A variable chord is drawn through the origin to the circle `x^(2)+y^(2) -2ax=0`. The locus of the centre of the circle drawn on this chord as diameter is

To solve the problem, we need to find the locus of the center of the circle drawn on a variable chord through the origin to the circle given by the equation \( x^2 + y^2 - 2ax = 0 \). ### Step-by-Step Solution: 1. **Identify the Circle's Center and Radius**: The given circle is \( x^2 + y^2 - 2ax = 0 \). We can rewrite it as: \[ x^2 + y^2 = 2ax \] The center of the circle can be found using the formula \((-g, -f)\) where \(g\) and \(f\) are the coefficients from the general circle equation \(x^2 + y^2 + 2gx + 2fy + c = 0\).
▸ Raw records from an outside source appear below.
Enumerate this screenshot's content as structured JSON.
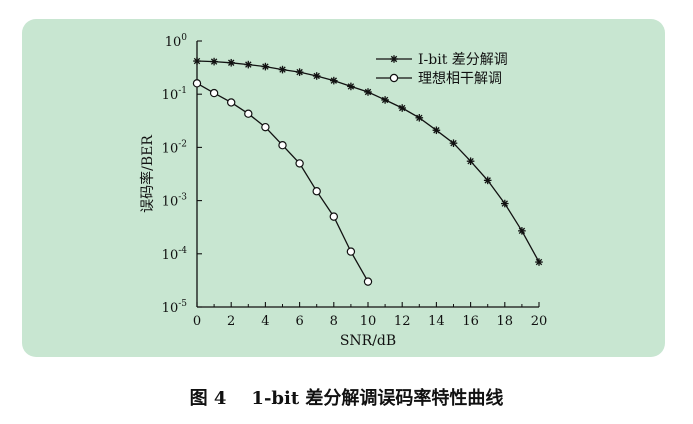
{
  "chart_data": {
    "type": "line",
    "xlabel": "SNR/dB",
    "ylabel": "误码率/BER",
    "xlim": [
      0,
      20
    ],
    "ylim": [
      1e-05,
      1
    ],
    "yscale": "log",
    "x_ticks": [
      "0",
      "2",
      "4",
      "6",
      "8",
      "10",
      "12",
      "14",
      "16",
      "18",
      "20"
    ],
    "y_ticks": [
      {
        "base": "10",
        "exp": "0"
      },
      {
        "base": "10",
        "exp": "-1"
      },
      {
        "base": "10",
        "exp": "-2"
      },
      {
        "base": "10",
        "exp": "-3"
      },
      {
        "base": "10",
        "exp": "-4"
      },
      {
        "base": "10",
        "exp": "-5"
      }
    ],
    "grid": false,
    "legend_position": "top-right",
    "series": [
      {
        "name": "I-bit 差分解调",
        "marker": "asterisk",
        "x": [
          0,
          1,
          2,
          3,
          4,
          5,
          6,
          7,
          8,
          9,
          10,
          11,
          12,
          13,
          14,
          15,
          16,
          17,
          18,
          19,
          20
        ],
        "y": [
          0.42,
          0.41,
          0.39,
          0.36,
          0.33,
          0.29,
          0.26,
          0.22,
          0.18,
          0.14,
          0.11,
          0.078,
          0.055,
          0.036,
          0.021,
          0.012,
          0.0055,
          0.0024,
          0.00088,
          0.00027,
          7e-05
        ]
      },
      {
        "name": "理想相干解调",
        "marker": "circle",
        "x": [
          0,
          1,
          2,
          3,
          4,
          5,
          6,
          7,
          8,
          9,
          10
        ],
        "y": [
          0.16,
          0.105,
          0.07,
          0.043,
          0.024,
          0.011,
          0.005,
          0.0015,
          0.0005,
          0.00011,
          3e-05
        ]
      }
    ]
  },
  "caption": "图 4    1-bit 差分解调误码率特性曲线"
}
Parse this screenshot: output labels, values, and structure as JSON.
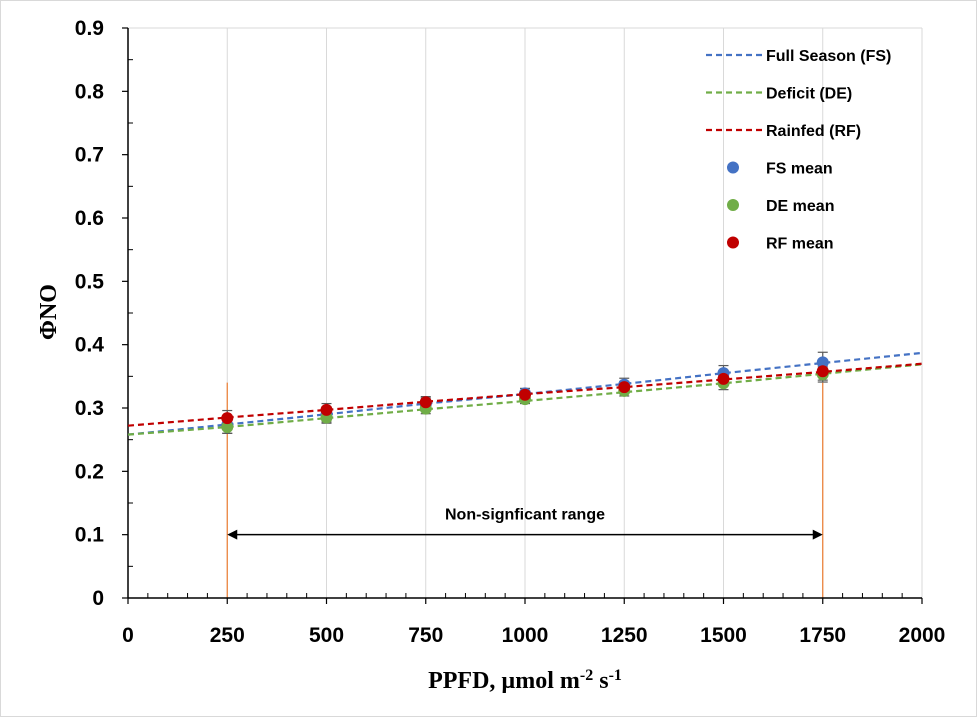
{
  "chart_data": {
    "type": "line",
    "xlabel": "PPFD, µmol m",
    "xlabel_sup1": "-2",
    "xlabel_mid": " s",
    "xlabel_sup2": "-1",
    "ylabel": "ΦNO",
    "xlim": [
      0,
      2000
    ],
    "ylim": [
      0,
      0.9
    ],
    "xticks": [
      0,
      250,
      500,
      750,
      1000,
      1250,
      1500,
      1750,
      2000
    ],
    "xtick_labels": [
      "0",
      "250",
      "500",
      "750",
      "1000",
      "1250",
      "1500",
      "1750",
      "2000"
    ],
    "yticks": [
      0,
      0.1,
      0.2,
      0.3,
      0.4,
      0.5,
      0.6,
      0.7,
      0.8,
      0.9
    ],
    "ytick_labels": [
      "0",
      "0.1",
      "0.2",
      "0.3",
      "0.4",
      "0.5",
      "0.6",
      "0.7",
      "0.8",
      "0.9"
    ],
    "grid": "vertical",
    "legend_position": "top-right",
    "lines": [
      {
        "name": "Full Season (FS)",
        "color": "#4472c4",
        "style": "dashed",
        "x": [
          0,
          250,
          500,
          750,
          1000,
          1250,
          1500,
          1750,
          2000
        ],
        "y": [
          0.258,
          0.274,
          0.29,
          0.307,
          0.322,
          0.338,
          0.355,
          0.371,
          0.387
        ]
      },
      {
        "name": "Deficit (DE)",
        "color": "#70ad47",
        "style": "dashed",
        "x": [
          0,
          250,
          500,
          750,
          1000,
          1250,
          1500,
          1750,
          2000
        ],
        "y": [
          0.258,
          0.27,
          0.284,
          0.298,
          0.311,
          0.325,
          0.339,
          0.354,
          0.369
        ]
      },
      {
        "name": "Rainfed (RF)",
        "color": "#c00000",
        "style": "dashed",
        "x": [
          0,
          250,
          500,
          750,
          1000,
          1250,
          1500,
          1750,
          2000
        ],
        "y": [
          0.272,
          0.285,
          0.297,
          0.31,
          0.322,
          0.333,
          0.345,
          0.357,
          0.37
        ]
      }
    ],
    "points": [
      {
        "name": "FS mean",
        "color": "#4472c4",
        "x": [
          250,
          500,
          750,
          1000,
          1250,
          1500,
          1750
        ],
        "y": [
          0.273,
          0.29,
          0.306,
          0.323,
          0.337,
          0.355,
          0.372
        ],
        "err": [
          0.013,
          0.012,
          0.01,
          0.008,
          0.01,
          0.012,
          0.016
        ]
      },
      {
        "name": "DE mean",
        "color": "#70ad47",
        "x": [
          250,
          500,
          750,
          1000,
          1250,
          1500,
          1750
        ],
        "y": [
          0.27,
          0.285,
          0.299,
          0.314,
          0.327,
          0.339,
          0.353
        ],
        "err": [
          0.01,
          0.009,
          0.008,
          0.007,
          0.008,
          0.01,
          0.012
        ]
      },
      {
        "name": "RF mean",
        "color": "#c00000",
        "x": [
          250,
          500,
          750,
          1000,
          1250,
          1500,
          1750
        ],
        "y": [
          0.284,
          0.297,
          0.309,
          0.321,
          0.333,
          0.346,
          0.358
        ],
        "err": [
          0.012,
          0.01,
          0.009,
          0.007,
          0.009,
          0.011,
          0.014
        ]
      }
    ],
    "vlines": {
      "x": [
        250,
        1750
      ],
      "color": "#ed7d31"
    },
    "annotation": {
      "text": "Non-signficant range",
      "x_from": 250,
      "x_to": 1750,
      "y": 0.1
    }
  }
}
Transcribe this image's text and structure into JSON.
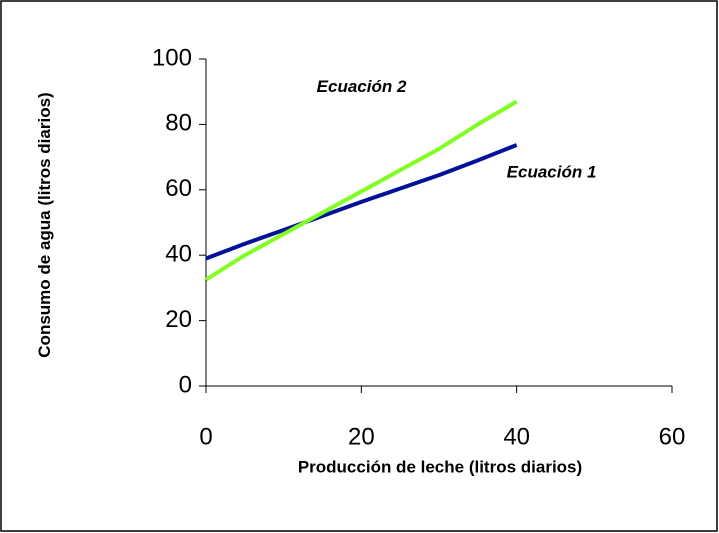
{
  "chart_data": {
    "type": "line",
    "x_label": "Producción de leche (litros diarios)",
    "y_label": "Consumo de agua (litros diarios)",
    "x": [
      0,
      5,
      10,
      15,
      20,
      25,
      30,
      35,
      40
    ],
    "series": [
      {
        "name": "Ecuación 1",
        "color": "#00129a",
        "values": [
          39,
          43.5,
          47.7,
          52,
          56.3,
          60.4,
          64.5,
          69,
          73.7
        ]
      },
      {
        "name": "Ecuación 2",
        "color": "#80ff20",
        "values": [
          32.5,
          40,
          46.5,
          53,
          59.5,
          66,
          72.5,
          80,
          87
        ]
      }
    ],
    "xlim": [
      0,
      60
    ],
    "xticks": [
      0,
      20,
      40,
      60
    ],
    "ylim": [
      0,
      100
    ],
    "yticks": [
      0,
      20,
      40,
      60,
      80,
      100
    ],
    "grid": false
  }
}
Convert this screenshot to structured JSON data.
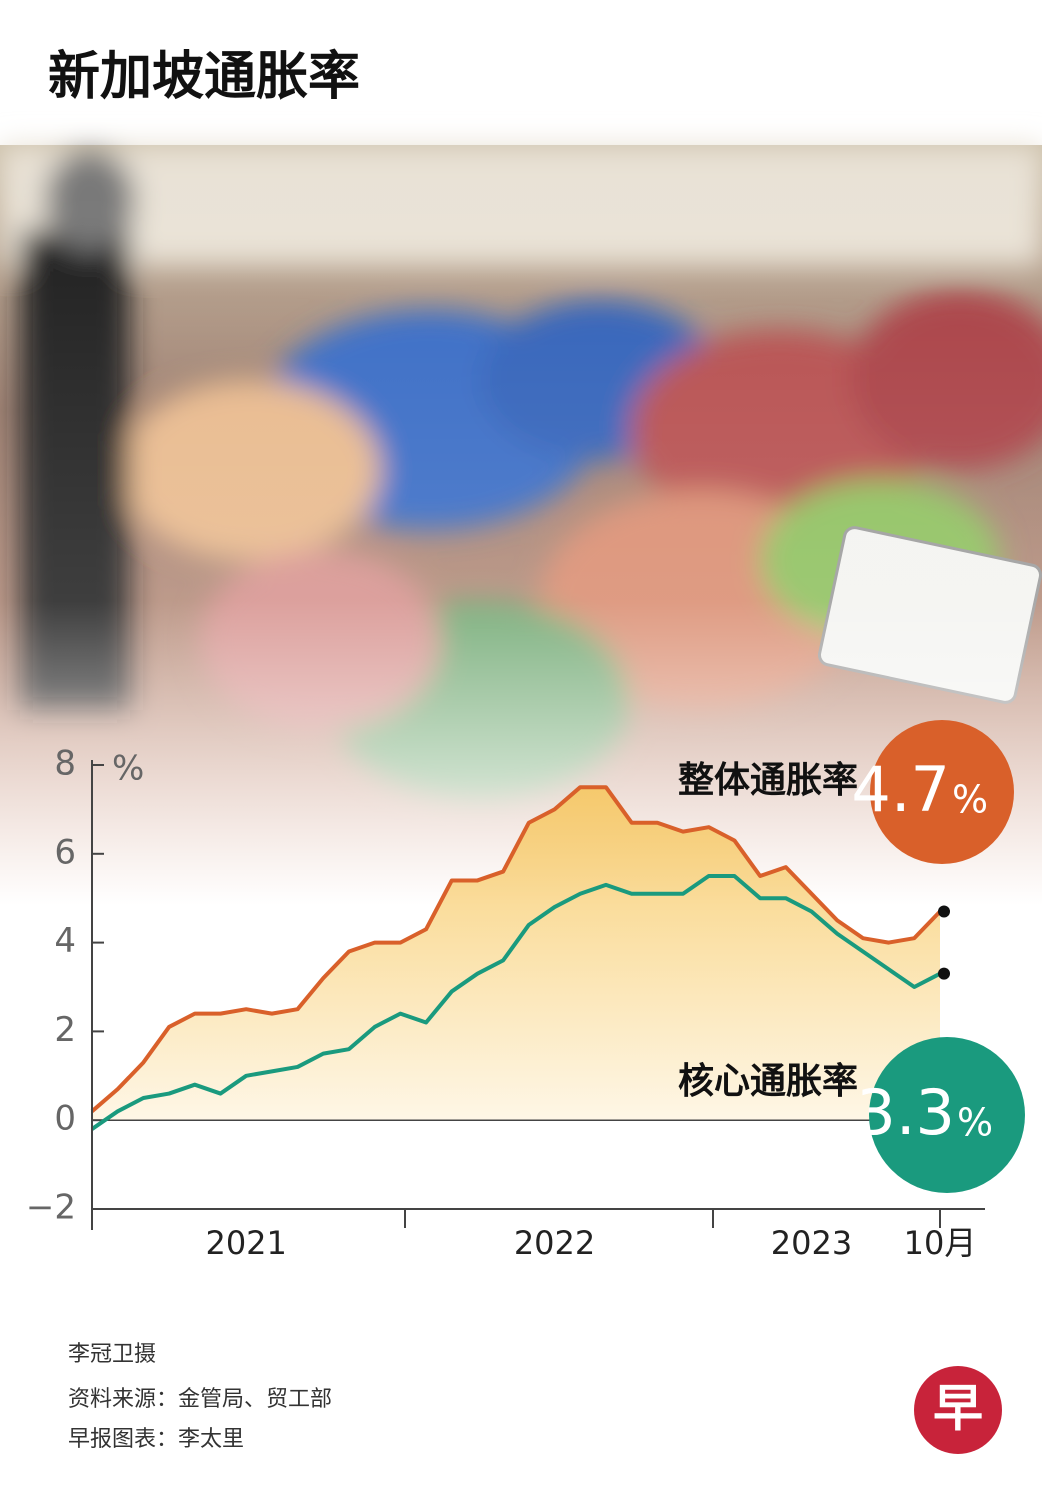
{
  "title": "新加坡通胀率",
  "chart_data": {
    "type": "line",
    "y_unit": "%",
    "categories": [
      null,
      null,
      null,
      null,
      null,
      null,
      "2021",
      null,
      null,
      null,
      null,
      null,
      null,
      null,
      null,
      null,
      null,
      null,
      "2022",
      null,
      null,
      null,
      null,
      null,
      null,
      null,
      null,
      null,
      "2023",
      null,
      null,
      null,
      null,
      "10月"
    ],
    "series": [
      {
        "name": "整体通胀率",
        "color": "#d9602a",
        "values": [
          0.2,
          0.7,
          1.3,
          2.1,
          2.4,
          2.4,
          2.5,
          2.4,
          2.5,
          3.2,
          3.8,
          4.0,
          4.0,
          4.3,
          5.4,
          5.4,
          5.6,
          6.7,
          7.0,
          7.5,
          7.5,
          6.7,
          6.7,
          6.5,
          6.6,
          6.3,
          5.5,
          5.7,
          5.1,
          4.5,
          4.1,
          4.0,
          4.1,
          4.7
        ]
      },
      {
        "name": "核心通胀率",
        "color": "#1a9a7e",
        "values": [
          -0.2,
          0.2,
          0.5,
          0.6,
          0.8,
          0.6,
          1.0,
          1.1,
          1.2,
          1.5,
          1.6,
          2.1,
          2.4,
          2.2,
          2.9,
          3.3,
          3.6,
          4.4,
          4.8,
          5.1,
          5.3,
          5.1,
          5.1,
          5.1,
          5.5,
          5.5,
          5.0,
          5.0,
          4.7,
          4.2,
          3.8,
          3.4,
          3.0,
          3.3
        ]
      }
    ],
    "ylim": [
      -2,
      8
    ],
    "yticks": [
      {
        "value": -2,
        "label": "−2"
      },
      0,
      2,
      4,
      6,
      8
    ],
    "zero_line": true,
    "area_color": "#f7c65a"
  },
  "credits": [
    "李冠卫摄",
    "资料来源：金管局、贸工部",
    "早报图表：李太里"
  ],
  "logo": "早"
}
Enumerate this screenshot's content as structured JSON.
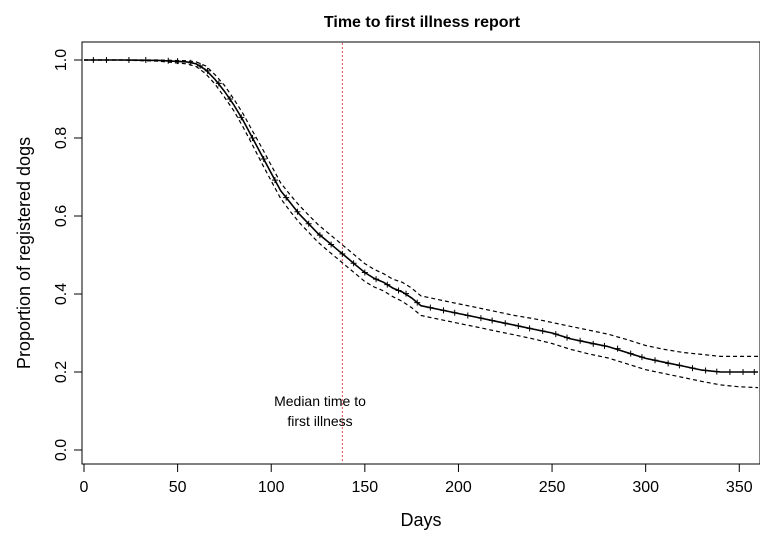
{
  "chart_data": {
    "type": "line",
    "title": "Time to first illness report",
    "xlabel": "Days",
    "ylabel": "Proportion of registered dogs",
    "xlim": [
      0,
      360
    ],
    "ylim": [
      0,
      1
    ],
    "x_ticks": [
      0,
      50,
      100,
      150,
      200,
      250,
      300,
      350
    ],
    "y_ticks": [
      "0.0",
      "0.2",
      "0.4",
      "0.6",
      "0.8",
      "1.0"
    ],
    "grid": false,
    "legend": "none",
    "median_line": {
      "x": 138,
      "color": "#e05050"
    },
    "annotation": {
      "line1": "Median time to",
      "line2": "first illness"
    },
    "series": [
      {
        "style": "solid",
        "x": [
          0,
          20,
          40,
          55,
          60,
          65,
          70,
          75,
          80,
          85,
          90,
          95,
          100,
          105,
          110,
          115,
          120,
          125,
          130,
          135,
          140,
          145,
          150,
          155,
          160,
          165,
          170,
          175,
          180,
          190,
          200,
          210,
          220,
          230,
          240,
          250,
          260,
          270,
          280,
          290,
          300,
          310,
          320,
          330,
          340,
          350,
          360
        ],
        "y": [
          1.0,
          1.0,
          0.999,
          0.995,
          0.99,
          0.975,
          0.95,
          0.92,
          0.885,
          0.845,
          0.8,
          0.755,
          0.71,
          0.665,
          0.635,
          0.605,
          0.58,
          0.555,
          0.535,
          0.515,
          0.495,
          0.475,
          0.455,
          0.44,
          0.43,
          0.415,
          0.405,
          0.39,
          0.37,
          0.36,
          0.35,
          0.34,
          0.33,
          0.32,
          0.31,
          0.3,
          0.285,
          0.275,
          0.265,
          0.25,
          0.235,
          0.225,
          0.215,
          0.205,
          0.2,
          0.2,
          0.2
        ]
      },
      {
        "style": "dashed",
        "x": [
          0,
          20,
          40,
          55,
          60,
          65,
          70,
          75,
          80,
          85,
          90,
          95,
          100,
          105,
          110,
          115,
          120,
          125,
          130,
          135,
          140,
          145,
          150,
          155,
          160,
          165,
          170,
          175,
          180,
          190,
          200,
          210,
          220,
          230,
          240,
          250,
          260,
          270,
          280,
          290,
          300,
          310,
          320,
          330,
          340,
          350,
          360
        ],
        "y": [
          1.0,
          1.0,
          1.0,
          0.998,
          0.995,
          0.985,
          0.962,
          0.935,
          0.9,
          0.862,
          0.818,
          0.775,
          0.73,
          0.685,
          0.655,
          0.627,
          0.602,
          0.578,
          0.558,
          0.538,
          0.518,
          0.498,
          0.478,
          0.463,
          0.452,
          0.438,
          0.43,
          0.415,
          0.395,
          0.385,
          0.375,
          0.365,
          0.355,
          0.345,
          0.337,
          0.327,
          0.317,
          0.307,
          0.297,
          0.283,
          0.268,
          0.258,
          0.25,
          0.245,
          0.24,
          0.24,
          0.24
        ]
      },
      {
        "style": "dashed",
        "x": [
          0,
          20,
          40,
          55,
          60,
          65,
          70,
          75,
          80,
          85,
          90,
          95,
          100,
          105,
          110,
          115,
          120,
          125,
          130,
          135,
          140,
          145,
          150,
          155,
          160,
          165,
          170,
          175,
          180,
          190,
          200,
          210,
          220,
          230,
          240,
          250,
          260,
          270,
          280,
          290,
          300,
          310,
          320,
          330,
          340,
          350,
          360
        ],
        "y": [
          1.0,
          1.0,
          0.997,
          0.99,
          0.983,
          0.965,
          0.938,
          0.905,
          0.87,
          0.828,
          0.782,
          0.735,
          0.69,
          0.645,
          0.613,
          0.583,
          0.558,
          0.533,
          0.512,
          0.492,
          0.472,
          0.452,
          0.432,
          0.418,
          0.408,
          0.393,
          0.381,
          0.365,
          0.345,
          0.335,
          0.325,
          0.315,
          0.305,
          0.295,
          0.285,
          0.273,
          0.258,
          0.246,
          0.236,
          0.221,
          0.206,
          0.196,
          0.186,
          0.176,
          0.167,
          0.162,
          0.16
        ]
      }
    ],
    "censor_marks": [
      {
        "x": 5,
        "y": 1.0
      },
      {
        "x": 12,
        "y": 1.0
      },
      {
        "x": 24,
        "y": 1.0
      },
      {
        "x": 33,
        "y": 1.0
      },
      {
        "x": 45,
        "y": 0.998
      },
      {
        "x": 50,
        "y": 0.997
      },
      {
        "x": 57,
        "y": 0.993
      },
      {
        "x": 62,
        "y": 0.985
      },
      {
        "x": 66,
        "y": 0.972
      },
      {
        "x": 72,
        "y": 0.94
      },
      {
        "x": 78,
        "y": 0.9
      },
      {
        "x": 84,
        "y": 0.853
      },
      {
        "x": 90,
        "y": 0.8
      },
      {
        "x": 96,
        "y": 0.746
      },
      {
        "x": 102,
        "y": 0.692
      },
      {
        "x": 108,
        "y": 0.647
      },
      {
        "x": 114,
        "y": 0.611
      },
      {
        "x": 120,
        "y": 0.58
      },
      {
        "x": 126,
        "y": 0.551
      },
      {
        "x": 132,
        "y": 0.527
      },
      {
        "x": 138,
        "y": 0.503
      },
      {
        "x": 144,
        "y": 0.479
      },
      {
        "x": 150,
        "y": 0.455
      },
      {
        "x": 156,
        "y": 0.438
      },
      {
        "x": 162,
        "y": 0.424
      },
      {
        "x": 168,
        "y": 0.409
      },
      {
        "x": 172,
        "y": 0.401
      },
      {
        "x": 178,
        "y": 0.378
      },
      {
        "x": 185,
        "y": 0.365
      },
      {
        "x": 192,
        "y": 0.358
      },
      {
        "x": 198,
        "y": 0.352
      },
      {
        "x": 205,
        "y": 0.345
      },
      {
        "x": 212,
        "y": 0.338
      },
      {
        "x": 218,
        "y": 0.332
      },
      {
        "x": 225,
        "y": 0.325
      },
      {
        "x": 232,
        "y": 0.318
      },
      {
        "x": 238,
        "y": 0.312
      },
      {
        "x": 245,
        "y": 0.305
      },
      {
        "x": 252,
        "y": 0.297
      },
      {
        "x": 258,
        "y": 0.288
      },
      {
        "x": 265,
        "y": 0.28
      },
      {
        "x": 272,
        "y": 0.272
      },
      {
        "x": 278,
        "y": 0.267
      },
      {
        "x": 285,
        "y": 0.26
      },
      {
        "x": 292,
        "y": 0.247
      },
      {
        "x": 298,
        "y": 0.238
      },
      {
        "x": 305,
        "y": 0.23
      },
      {
        "x": 312,
        "y": 0.222
      },
      {
        "x": 318,
        "y": 0.217
      },
      {
        "x": 325,
        "y": 0.21
      },
      {
        "x": 332,
        "y": 0.204
      },
      {
        "x": 338,
        "y": 0.201
      },
      {
        "x": 345,
        "y": 0.2
      },
      {
        "x": 352,
        "y": 0.2
      },
      {
        "x": 358,
        "y": 0.2
      }
    ]
  }
}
Here, \(g = -a\) and \(f = 0\), so the center is \((a, 0)\) and the radius is \(a\). 2. **Define the Chord**: Let the endpoints of the chord be \(B(b, c)\) and \(C(0, 0)\) (the origin). The midpoint \(M\) of the chord \(BC\) is given by: \[ M\left(\frac{b + 0}{2}, \frac{c + 0}{2}\right) = \left(\frac{b}{2}, \frac{c}{2}\right) \] 3. **Express the Endpoints in Terms of the Midpoint**: Let the coordinates of the midpoint be \(M(h, k)\). Therefore, we have: \[ h = \frac{b}{2} \quad \text{and} \quad k = \frac{c}{2} \] This implies: \[ b = 2h \quad \text{and} \quad c = 2k \] 4. **Substitute into the Circle Equation**: Since the endpoints \(B(b, c)\) lie on the circle, we substitute \(b\) and \(c\) into the circle's equation: \[ b^2 + c^2 - 2ab = 0 \] Substituting \(b = 2h\) and \(c = 2k\): \[ (2h)^2 + (2k)^2 - 2a(2h) = 0 \] Simplifying this gives: \[ 4h^2 + 4k^2 - 4ah = 0 \] Dividing through by 4: \[ h^2 + k^2 - ah = 0 \] 5. **Rearranging the Equation**: Rearranging the equation gives: \[ h^2 + k^2 = ah \] This represents the locus of the midpoint \(M(h, k)\) of the chord. 6. **Final Locus Equation**: To express this in standard form, we can rewrite it as: \[ h^2 - ah + k^2 = 0 \] This is the equation of a circle with center \(\left(\frac{a}{2}, 0\right)\) and radius \(\frac{a^2}{4}\). ### Conclusion: The locus of the center of the circle drawn on the chord as a diameter is given by the equation: \[ x^2 + y^2 - ax = 0 \]